Let's say that for our regression problem $X\beta=y$ the matrix $X$ has full rank, isn't the least squares solution $\beta = (X^* X)^{-1} X^* y$ always defined and always unique? Is this not correct or does regularization help with the 3rd condition?

  • Doesn't LS always have at least one solution? – Rodrigo de Azevedo May 22 '22 at 19:41
  • what I've read LS is unique iff the columns of $X$ are linearly independent $\Leftrightarrow X$ has full rank but correct me if I'm wrong and as far as I know we also use regularization even when $X$ has full rank – jonithani123 May 22 '22 at 19:54
  • Well it would be possible if $X$ is not full rank right? In that case I understand why we need regularization – jonithani123 May 22 '22 at 20:20
  • Which exact problem are you talking about? Linear system $\bf A x = b$ may not have a solution but $\bf A^\top A x = A^\top b$ always has at least one solution, if I properly recall. My memory may be failing me. – Rodrigo de Azevedo May 22 '22 at 20:26
  • 1
    It seems that my memory is not failing me. Take a look at this. – Rodrigo de Azevedo May 22 '22 at 20:29
  • ahh nice, I thought if $A^TA$ is not invertible there is no solution but this makes sense. But I'm still wondering why we need regularization in the case where $\beta$ is uniquely defined – jonithani123 May 22 '22 at 20:32
  • If $X$ has less than full rank, then $X^*X$ will not be invertible, so that formula makes no sense. However, it still has a pseudoinverse, and using that will give you the solution of the least squares problem that has the smallest magnitude. I honestly do not know what regularization means here. And there's no need for anything when $X$ has full rank. – Ted Shifrin May 22 '22 at 20:32
  • 1
    There are times when $\bf x$ is one's input, which costs money or energy. In such cases, you want to make $| {\bf A x - b } |_2^2$ small but not waste too much money / energy in the process. – Rodrigo de Azevedo May 22 '22 at 20:33
  • as in the comment under the other answer, in the case that you use regularization just for the solution to have a certain form, does this definition of regularization still make sense "The construction of approximate solutions of ill-posed problems that are stable with respect to small perturbations of the initial data"? – jonithani123 May 22 '22 at 20:49
  • @jonithani123 Have you taken a look at this or this? – Rodrigo de Azevedo May 22 '22 at 20:51

1 Answers1

1

Usually regularization is applied to regression problems that $X$ is a fat matrix (opposing to tall matrix), $N\times p$ where $p>N$, i.e. you have more predictors than data points.

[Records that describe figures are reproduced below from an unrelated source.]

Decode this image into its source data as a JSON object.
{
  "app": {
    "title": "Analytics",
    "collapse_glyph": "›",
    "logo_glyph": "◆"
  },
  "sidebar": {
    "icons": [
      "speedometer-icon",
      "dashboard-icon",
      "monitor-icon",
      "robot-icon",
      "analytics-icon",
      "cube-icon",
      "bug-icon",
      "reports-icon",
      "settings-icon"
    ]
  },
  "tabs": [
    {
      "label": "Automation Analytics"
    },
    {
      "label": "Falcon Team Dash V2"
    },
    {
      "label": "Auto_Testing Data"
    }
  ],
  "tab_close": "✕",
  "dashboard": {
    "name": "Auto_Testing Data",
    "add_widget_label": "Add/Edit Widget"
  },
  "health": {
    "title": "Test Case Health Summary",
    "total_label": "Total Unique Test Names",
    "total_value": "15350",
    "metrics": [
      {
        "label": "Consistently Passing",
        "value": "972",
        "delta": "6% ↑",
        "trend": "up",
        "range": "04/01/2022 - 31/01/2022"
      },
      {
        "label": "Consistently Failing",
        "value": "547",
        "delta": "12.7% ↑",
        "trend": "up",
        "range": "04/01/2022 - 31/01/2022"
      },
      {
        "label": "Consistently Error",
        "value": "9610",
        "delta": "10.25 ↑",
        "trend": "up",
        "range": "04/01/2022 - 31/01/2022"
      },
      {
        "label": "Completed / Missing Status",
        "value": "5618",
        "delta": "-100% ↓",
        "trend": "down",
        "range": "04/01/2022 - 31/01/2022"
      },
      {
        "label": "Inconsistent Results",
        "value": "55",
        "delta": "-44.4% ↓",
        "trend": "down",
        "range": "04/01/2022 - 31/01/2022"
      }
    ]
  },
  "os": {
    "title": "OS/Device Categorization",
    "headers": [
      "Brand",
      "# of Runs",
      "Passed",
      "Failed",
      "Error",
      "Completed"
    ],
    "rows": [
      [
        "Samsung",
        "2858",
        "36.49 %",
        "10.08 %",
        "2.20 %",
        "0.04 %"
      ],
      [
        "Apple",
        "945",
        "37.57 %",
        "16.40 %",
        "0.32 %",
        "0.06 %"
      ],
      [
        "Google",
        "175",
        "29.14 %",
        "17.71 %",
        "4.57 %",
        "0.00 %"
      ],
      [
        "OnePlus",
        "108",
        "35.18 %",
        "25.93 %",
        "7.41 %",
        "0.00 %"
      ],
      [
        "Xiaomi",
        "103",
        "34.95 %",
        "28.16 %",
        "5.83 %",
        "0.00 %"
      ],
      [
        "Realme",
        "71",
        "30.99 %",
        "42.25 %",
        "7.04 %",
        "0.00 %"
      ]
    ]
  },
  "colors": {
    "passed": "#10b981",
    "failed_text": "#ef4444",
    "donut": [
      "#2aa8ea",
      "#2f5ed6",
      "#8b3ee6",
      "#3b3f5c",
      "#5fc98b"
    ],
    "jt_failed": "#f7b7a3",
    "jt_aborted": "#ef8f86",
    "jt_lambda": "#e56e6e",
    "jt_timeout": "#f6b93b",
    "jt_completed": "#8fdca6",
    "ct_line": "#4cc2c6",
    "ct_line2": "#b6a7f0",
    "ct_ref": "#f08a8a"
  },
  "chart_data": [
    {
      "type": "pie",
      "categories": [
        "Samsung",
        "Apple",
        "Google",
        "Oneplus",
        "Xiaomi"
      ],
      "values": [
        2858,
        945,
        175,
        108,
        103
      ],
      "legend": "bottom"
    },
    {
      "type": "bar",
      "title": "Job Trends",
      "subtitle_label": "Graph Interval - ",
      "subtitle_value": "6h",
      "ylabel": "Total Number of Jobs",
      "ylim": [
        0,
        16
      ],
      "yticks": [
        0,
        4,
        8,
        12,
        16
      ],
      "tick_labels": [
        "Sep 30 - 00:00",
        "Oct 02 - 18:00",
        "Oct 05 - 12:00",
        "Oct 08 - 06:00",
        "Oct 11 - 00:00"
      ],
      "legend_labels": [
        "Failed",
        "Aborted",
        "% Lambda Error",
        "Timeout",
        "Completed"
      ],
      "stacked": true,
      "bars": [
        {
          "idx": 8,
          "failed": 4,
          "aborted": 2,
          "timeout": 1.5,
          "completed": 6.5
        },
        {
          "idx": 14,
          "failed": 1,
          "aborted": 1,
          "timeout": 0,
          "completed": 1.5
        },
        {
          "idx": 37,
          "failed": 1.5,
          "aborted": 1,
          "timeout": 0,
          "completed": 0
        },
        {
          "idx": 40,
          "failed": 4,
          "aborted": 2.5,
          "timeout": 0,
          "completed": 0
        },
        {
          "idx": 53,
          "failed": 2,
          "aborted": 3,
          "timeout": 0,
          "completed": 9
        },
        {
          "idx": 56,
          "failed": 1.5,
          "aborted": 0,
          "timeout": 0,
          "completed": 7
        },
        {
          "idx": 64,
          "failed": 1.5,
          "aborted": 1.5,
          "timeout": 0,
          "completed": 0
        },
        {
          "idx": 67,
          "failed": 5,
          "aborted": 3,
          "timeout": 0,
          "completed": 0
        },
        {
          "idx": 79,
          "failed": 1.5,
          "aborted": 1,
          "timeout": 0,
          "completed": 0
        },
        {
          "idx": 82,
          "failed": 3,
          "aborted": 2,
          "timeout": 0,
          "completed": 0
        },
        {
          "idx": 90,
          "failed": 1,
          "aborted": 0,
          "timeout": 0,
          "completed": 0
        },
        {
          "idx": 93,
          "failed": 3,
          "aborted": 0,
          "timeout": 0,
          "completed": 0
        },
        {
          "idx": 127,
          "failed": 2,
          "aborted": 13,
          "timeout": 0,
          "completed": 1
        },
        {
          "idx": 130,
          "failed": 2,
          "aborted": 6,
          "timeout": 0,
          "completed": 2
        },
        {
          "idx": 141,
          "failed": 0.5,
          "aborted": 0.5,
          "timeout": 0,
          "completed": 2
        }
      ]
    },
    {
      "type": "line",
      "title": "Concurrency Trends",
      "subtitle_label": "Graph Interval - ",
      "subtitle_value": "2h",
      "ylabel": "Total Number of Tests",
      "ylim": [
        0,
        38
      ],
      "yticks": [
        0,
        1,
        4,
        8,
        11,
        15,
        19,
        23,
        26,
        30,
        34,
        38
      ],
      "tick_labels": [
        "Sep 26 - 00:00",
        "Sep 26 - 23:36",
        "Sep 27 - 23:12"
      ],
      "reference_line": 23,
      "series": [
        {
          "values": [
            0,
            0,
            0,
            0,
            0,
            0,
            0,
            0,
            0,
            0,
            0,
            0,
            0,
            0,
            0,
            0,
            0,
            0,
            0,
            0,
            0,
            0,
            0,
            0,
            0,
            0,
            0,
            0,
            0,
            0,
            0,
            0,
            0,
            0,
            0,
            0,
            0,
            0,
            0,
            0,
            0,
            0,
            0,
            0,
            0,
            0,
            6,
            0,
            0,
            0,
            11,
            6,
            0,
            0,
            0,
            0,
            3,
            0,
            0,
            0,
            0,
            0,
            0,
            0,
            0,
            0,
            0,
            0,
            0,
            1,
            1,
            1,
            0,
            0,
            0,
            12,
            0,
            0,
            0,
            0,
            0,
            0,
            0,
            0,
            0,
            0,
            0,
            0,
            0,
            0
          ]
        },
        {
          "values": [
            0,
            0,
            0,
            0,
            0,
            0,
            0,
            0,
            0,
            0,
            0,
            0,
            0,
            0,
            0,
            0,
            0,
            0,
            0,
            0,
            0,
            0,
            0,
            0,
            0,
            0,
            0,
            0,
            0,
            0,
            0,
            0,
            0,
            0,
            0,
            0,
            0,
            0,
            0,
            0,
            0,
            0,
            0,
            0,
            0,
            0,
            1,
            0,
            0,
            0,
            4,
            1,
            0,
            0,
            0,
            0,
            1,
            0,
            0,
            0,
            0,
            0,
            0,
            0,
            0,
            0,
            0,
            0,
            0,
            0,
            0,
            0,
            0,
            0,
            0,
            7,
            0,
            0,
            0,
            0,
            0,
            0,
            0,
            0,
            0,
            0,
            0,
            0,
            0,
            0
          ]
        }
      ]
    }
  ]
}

Then in that case the original Least square solution $(X^TX)^{-1}X^Ty$ doesn't make sense, since $X^TX$ is at most rank $p$ thus degenerate and non-invertible. In the original problem $X\beta = y$ there are more than 1 solution: moving in the null space of $X$ won't change the solution $\beta\in \beta_0+null(X)$.

Then introducing a regularization term e.g. in Ridge, makes the least square formula invertible and unique again $$ \hat\beta_{ridge} = (X^TX+\lambda I)^{-1}X^Ty $$

You can argue this brings stability to the solution since adding $\lambda$ reduce the condition number of $(X^TX+\lambda I)$ which makes the inversion more numerically stable.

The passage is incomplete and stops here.